Commissioner Darren McKinney said next year the budget could be $800,000 to one million dollars short.

“It’s probably something we should start looking at next year instead of being a complete knockdown next year. I think we’ve been experiencing the last — how many years. …”

Bellamy said it has been happening since 2014 due to less sales tax being received.

“My understanding is back when the jail was built, they were getting $400,000 plus a month from that one penny sales tax and now we’re down to $230,000 to $250,000,” McKinney said.

Bellamy said it had been about $250,000 monthly and $270,000 the last two months.

“Even at that from $400,000 to $270,000, we all know we’ve just lost so many businesses throughout the county to the big corporations and they probably aren’t coming back,” McKinney said, and listed the loss of grocery stores in Hominy and Barnsdall.

Those people are shopping for groceries outside the county.

“We were at a meeting recently with our senator and all of our state representatives and I brought this up,” McKinney said.

“All the big counties without big towns in them are going through what we’re going through and then those bigger counties with the bigger towns are getting a bigger boom. Our system was set up before travel was so easy and ready and before all of the corporations,” McKinney said.

“Next year we will probably have to receive part of our funding from you guys or I’m not sure what we’ll do,” McKinney said.

“For the sheriff’s department, payroll and health insurance are probably their biggest cost,” Bellamy said adding they have to operate the jail and feed the inmates.

“We’re at maximum capacity almost every day. DOC cut the people going to prison and put that back on each county,” Virden said.

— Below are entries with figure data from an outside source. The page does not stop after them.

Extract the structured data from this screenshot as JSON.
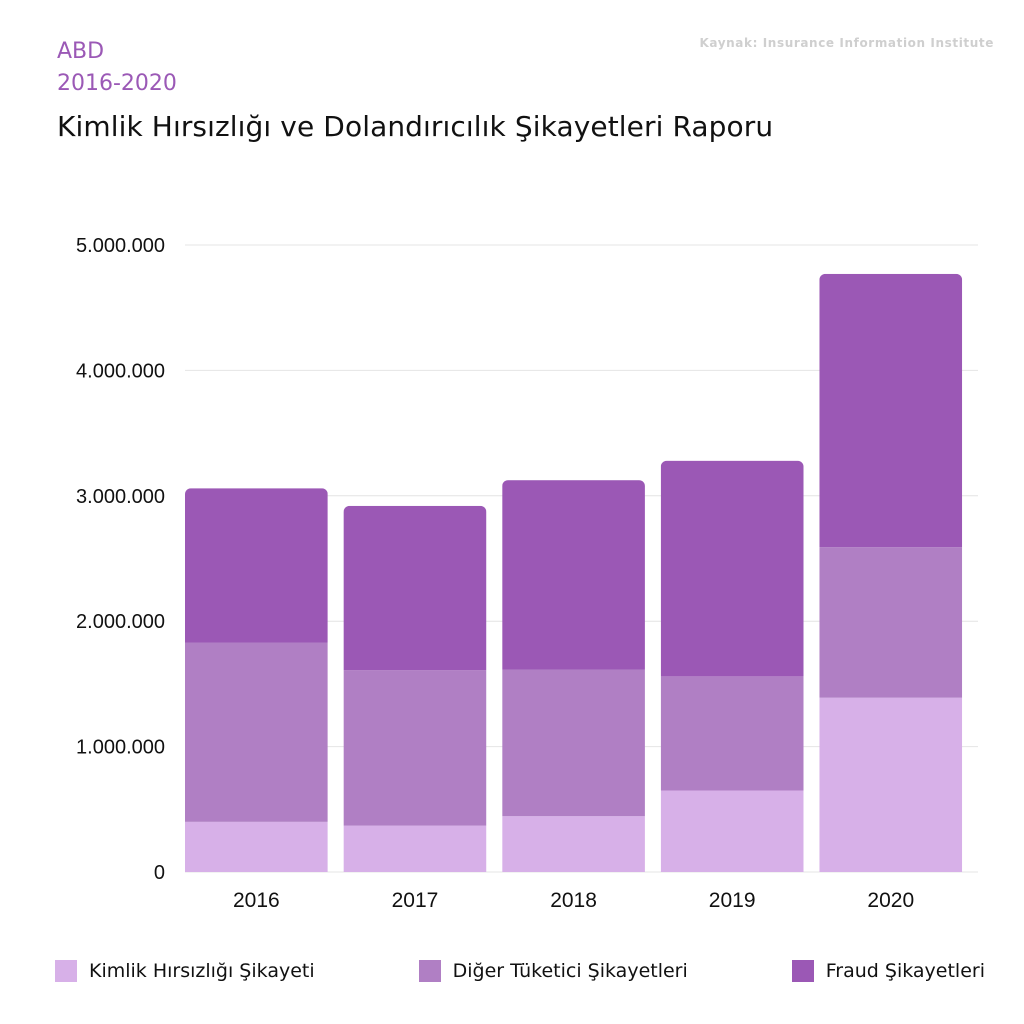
{
  "header": {
    "region": "ABD",
    "years": "2016-2020",
    "title": "Kimlik Hırsızlığı ve Dolandırıcılık Şikayetleri Raporu",
    "source": "Kaynak: Insurance Information Institute"
  },
  "colors": {
    "identity": "#d7b0e8",
    "other": "#b07fc4",
    "fraud": "#9b58b5",
    "grid": "#e4e4e4",
    "axis_text": "#111111"
  },
  "chart_data": {
    "type": "bar",
    "stacked": true,
    "categories": [
      "2016",
      "2017",
      "2018",
      "2019",
      "2020"
    ],
    "series": [
      {
        "name": "Kimlik Hırsızlığı Şikayeti",
        "values": [
          400000,
          370000,
          445000,
          650000,
          1390000
        ]
      },
      {
        "name": "Diğer Tüketici Şikayetleri",
        "values": [
          1430000,
          1240000,
          1170000,
          910000,
          1200000
        ]
      },
      {
        "name": "Fraud Şikayetleri",
        "values": [
          1230000,
          1310000,
          1510000,
          1720000,
          2180000
        ]
      }
    ],
    "y_ticks": [
      "0",
      "1.000.000",
      "2.000.000",
      "3.000.000",
      "4.000.000",
      "5.000.000"
    ],
    "ylim": [
      0,
      5000000
    ],
    "grid": true,
    "legend_position": "bottom"
  }
}
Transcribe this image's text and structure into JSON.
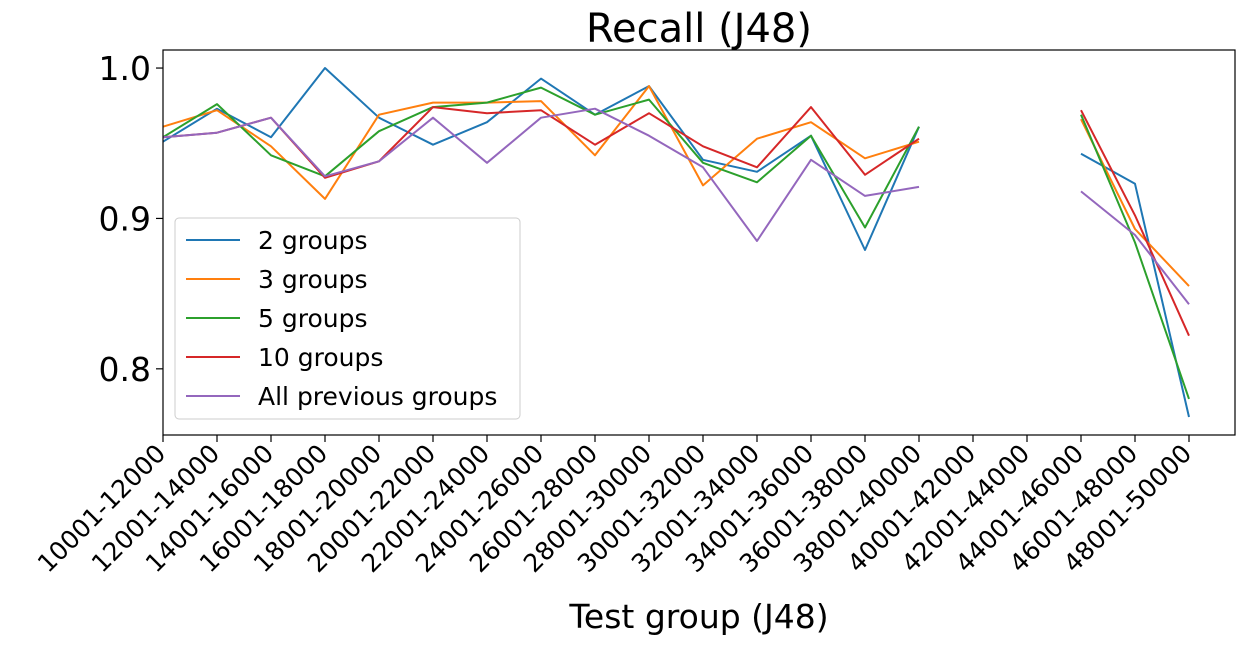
{
  "chart_data": {
    "type": "line",
    "title": "Recall (J48)",
    "xlabel": "Test group (J48)",
    "ylabel": "",
    "ylim": [
      0.756,
      1.012
    ],
    "yticks": [
      0.8,
      0.9,
      1.0
    ],
    "ytick_labels": [
      "0.8",
      "0.9",
      "1.0"
    ],
    "grid": false,
    "legend_position": "lower-left",
    "categories": [
      "10001-12000",
      "12001-14000",
      "14001-16000",
      "16001-18000",
      "18001-20000",
      "20001-22000",
      "22001-24000",
      "24001-26000",
      "26001-28000",
      "28001-30000",
      "30001-32000",
      "32001-34000",
      "34001-36000",
      "36001-38000",
      "38001-40000",
      "40001-42000",
      "42001-44000",
      "44001-46000",
      "46001-48000",
      "48001-50000"
    ],
    "series": [
      {
        "name": "2 groups",
        "color": "#1f77b4",
        "values": [
          0.951,
          0.973,
          0.954,
          1.0,
          0.967,
          0.949,
          0.964,
          0.993,
          0.969,
          0.988,
          0.939,
          0.931,
          0.955,
          0.879,
          0.961,
          null,
          null,
          0.943,
          0.923,
          0.768
        ]
      },
      {
        "name": "3 groups",
        "color": "#ff7f0e",
        "values": [
          0.961,
          0.972,
          0.948,
          0.913,
          0.969,
          0.977,
          0.977,
          0.978,
          0.942,
          0.988,
          0.922,
          0.953,
          0.964,
          0.94,
          0.951,
          null,
          null,
          0.966,
          0.893,
          0.855
        ]
      },
      {
        "name": "5 groups",
        "color": "#2ca02c",
        "values": [
          0.954,
          0.976,
          0.942,
          0.928,
          0.958,
          0.974,
          0.977,
          0.987,
          0.969,
          0.979,
          0.937,
          0.924,
          0.955,
          0.894,
          0.961,
          null,
          null,
          0.969,
          0.884,
          0.78
        ]
      },
      {
        "name": "10 groups",
        "color": "#d62728",
        "values": [
          0.954,
          0.957,
          0.967,
          0.927,
          0.938,
          0.974,
          0.97,
          0.972,
          0.949,
          0.97,
          0.948,
          0.934,
          0.974,
          0.929,
          0.953,
          null,
          null,
          0.972,
          0.902,
          0.822
        ]
      },
      {
        "name": "All previous groups",
        "color": "#9467bd",
        "values": [
          0.954,
          0.957,
          0.967,
          0.928,
          0.938,
          0.967,
          0.937,
          0.967,
          0.973,
          0.955,
          0.934,
          0.885,
          0.939,
          0.915,
          0.921,
          null,
          null,
          0.918,
          0.889,
          0.843
        ]
      }
    ]
  }
}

Those who went to DOC in the past can be in the county jail for up to one year, he added. “Expenses are going up and collections are going down. It’s a problem. We were able to give some of our employees a raise in 2017 but nothing since. We’ve lost a lot of good, experienced employees to state and municipalities. We’re definitely headed for a trouble spot — at least for the sheriff’s department. “We’ve got the opioid lawsuit that the county joined in … that might be a lifeline that could carry us down the road further. But I think long-term the state’s just going to have to restructure the way they distribute that tax base. Because no one can deny the majority of those who live in Osage County shop outside the county. … It’s affecting all of the rural counties.”

The Osage County Sheriff’s Department still employs the same amount of patrolmen on the street as they were in the early 2000s, Virden said.

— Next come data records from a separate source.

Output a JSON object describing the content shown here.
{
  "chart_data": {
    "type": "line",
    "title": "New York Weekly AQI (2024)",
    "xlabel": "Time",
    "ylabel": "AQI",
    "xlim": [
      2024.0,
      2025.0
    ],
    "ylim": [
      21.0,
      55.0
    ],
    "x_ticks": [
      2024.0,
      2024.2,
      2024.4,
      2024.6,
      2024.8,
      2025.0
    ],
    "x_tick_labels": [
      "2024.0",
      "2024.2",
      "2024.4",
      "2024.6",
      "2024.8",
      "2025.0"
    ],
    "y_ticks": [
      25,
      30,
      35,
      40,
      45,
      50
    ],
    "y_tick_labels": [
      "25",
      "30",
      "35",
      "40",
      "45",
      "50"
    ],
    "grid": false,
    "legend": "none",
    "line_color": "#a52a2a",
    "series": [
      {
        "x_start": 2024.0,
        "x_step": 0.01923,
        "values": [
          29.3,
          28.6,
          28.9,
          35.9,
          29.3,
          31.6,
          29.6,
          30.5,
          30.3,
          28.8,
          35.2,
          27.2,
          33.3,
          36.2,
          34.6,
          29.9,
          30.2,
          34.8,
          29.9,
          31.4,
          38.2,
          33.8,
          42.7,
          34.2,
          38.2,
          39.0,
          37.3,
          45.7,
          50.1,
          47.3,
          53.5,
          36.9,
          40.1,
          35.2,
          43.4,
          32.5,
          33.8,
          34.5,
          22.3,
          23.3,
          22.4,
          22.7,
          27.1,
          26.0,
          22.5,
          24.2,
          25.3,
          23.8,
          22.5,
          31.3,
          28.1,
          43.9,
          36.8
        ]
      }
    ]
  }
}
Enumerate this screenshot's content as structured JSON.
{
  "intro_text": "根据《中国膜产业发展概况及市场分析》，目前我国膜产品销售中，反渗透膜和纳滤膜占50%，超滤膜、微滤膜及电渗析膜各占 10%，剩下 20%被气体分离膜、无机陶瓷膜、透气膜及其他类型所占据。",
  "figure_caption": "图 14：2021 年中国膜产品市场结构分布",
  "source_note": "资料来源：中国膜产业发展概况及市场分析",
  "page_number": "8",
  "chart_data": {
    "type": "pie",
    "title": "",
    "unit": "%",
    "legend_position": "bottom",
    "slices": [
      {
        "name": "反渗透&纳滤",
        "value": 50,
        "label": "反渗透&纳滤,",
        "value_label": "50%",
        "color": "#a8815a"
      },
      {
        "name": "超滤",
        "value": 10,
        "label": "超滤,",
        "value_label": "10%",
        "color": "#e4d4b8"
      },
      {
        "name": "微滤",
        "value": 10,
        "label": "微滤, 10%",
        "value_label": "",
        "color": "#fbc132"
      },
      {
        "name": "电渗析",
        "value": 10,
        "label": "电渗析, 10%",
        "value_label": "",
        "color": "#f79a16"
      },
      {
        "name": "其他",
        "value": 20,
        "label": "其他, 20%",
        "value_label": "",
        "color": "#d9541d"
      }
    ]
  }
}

“A lot of times we only have three deputies covering the entire county and if we get a major situation going we just rally and get people there as quick as we can but if you’re that one deputy up along the Oklahoma Kansas line, you just have to dig in and hold on. It can be a long time getting help and the same thing for a citizen up there waiting for a response. … Those are just things we’ve got to consider.”

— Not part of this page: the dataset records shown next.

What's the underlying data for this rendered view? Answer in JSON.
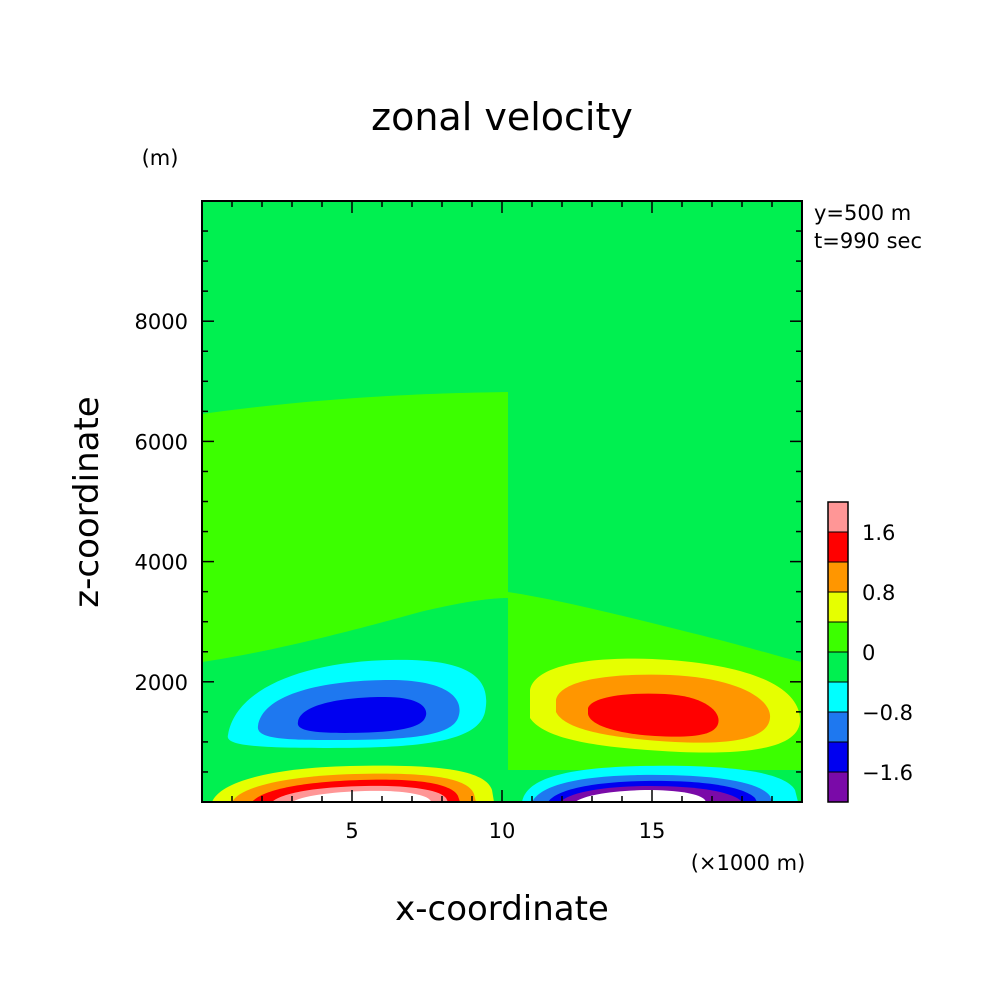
{
  "chart_data": {
    "type": "heatmap",
    "title": "zonal velocity",
    "xlabel": "x-coordinate",
    "ylabel": "z-coordinate",
    "x_unit": "(×1000 m)",
    "y_unit": "(m)",
    "xlim": [
      0,
      20
    ],
    "ylim": [
      0,
      10000
    ],
    "x_ticks": [
      5,
      10,
      15
    ],
    "y_ticks": [
      2000,
      4000,
      6000,
      8000
    ],
    "annotations": [
      "y=500 m",
      "t=990 sec"
    ],
    "colorbar": {
      "tick_labels": [
        "1.6",
        "0.8",
        "0",
        "-0.8",
        "-1.6"
      ],
      "levels": [
        {
          "lo": -2.4,
          "hi": -2.0,
          "color": "#7a0aa8"
        },
        {
          "lo": -2.0,
          "hi": -1.6,
          "color": "#0000f0"
        },
        {
          "lo": -1.6,
          "hi": -1.2,
          "color": "#1e78f0"
        },
        {
          "lo": -1.2,
          "hi": -0.8,
          "color": "#1e78f0"
        },
        {
          "lo": -0.8,
          "hi": -0.4,
          "color": "#00ffff"
        },
        {
          "lo": -0.4,
          "hi": 0.0,
          "color": "#00f050"
        },
        {
          "lo": 0.0,
          "hi": 0.4,
          "color": "#3cff00"
        },
        {
          "lo": 0.4,
          "hi": 0.8,
          "color": "#e6ff00"
        },
        {
          "lo": 0.8,
          "hi": 1.2,
          "color": "#ff9600"
        },
        {
          "lo": 1.2,
          "hi": 1.6,
          "color": "#ff0000"
        },
        {
          "lo": 1.6,
          "hi": 2.0,
          "color": "#ff9696"
        }
      ],
      "colors": [
        "#7a0aa8",
        "#0000f0",
        "#1e78f0",
        "#00ffff",
        "#00f050",
        "#3cff00",
        "#e6ff00",
        "#ff9600",
        "#ff0000",
        "#ff9696"
      ]
    },
    "field_features": [
      {
        "label": "negative cell (upper left)",
        "x_center": 6,
        "z_center": 1400,
        "min_value": -1.8
      },
      {
        "label": "positive cell (upper right)",
        "x_center": 14.5,
        "z_center": 1500,
        "max_value": 1.8
      },
      {
        "label": "positive cell (surface left)",
        "x_center": 5.5,
        "z_center": 100,
        "max_value": 2.2
      },
      {
        "label": "negative cell (surface right)",
        "x_center": 14.5,
        "z_center": 100,
        "min_value": -2.2
      }
    ]
  }
}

The sheriff’s association is trying to arrange for sheriff deputies to get a 20-year pension, like Department of Corrections officers do, Virden said.

“Like it or not, we have a shelf life on what we do because of having to fight the people we have to fight and do the things we have to do. And, they deserve that, but if they ever pass it it’s going to bring in another cost that we’ve never faced before,” he said.

The 20-year pension might also help them retain employees, McKinney said, and Virden agreed.

McKinney promised to consider the situation further, saying, “we’re going to have to find a way, somehow, of getting the sheriff’s department more money.”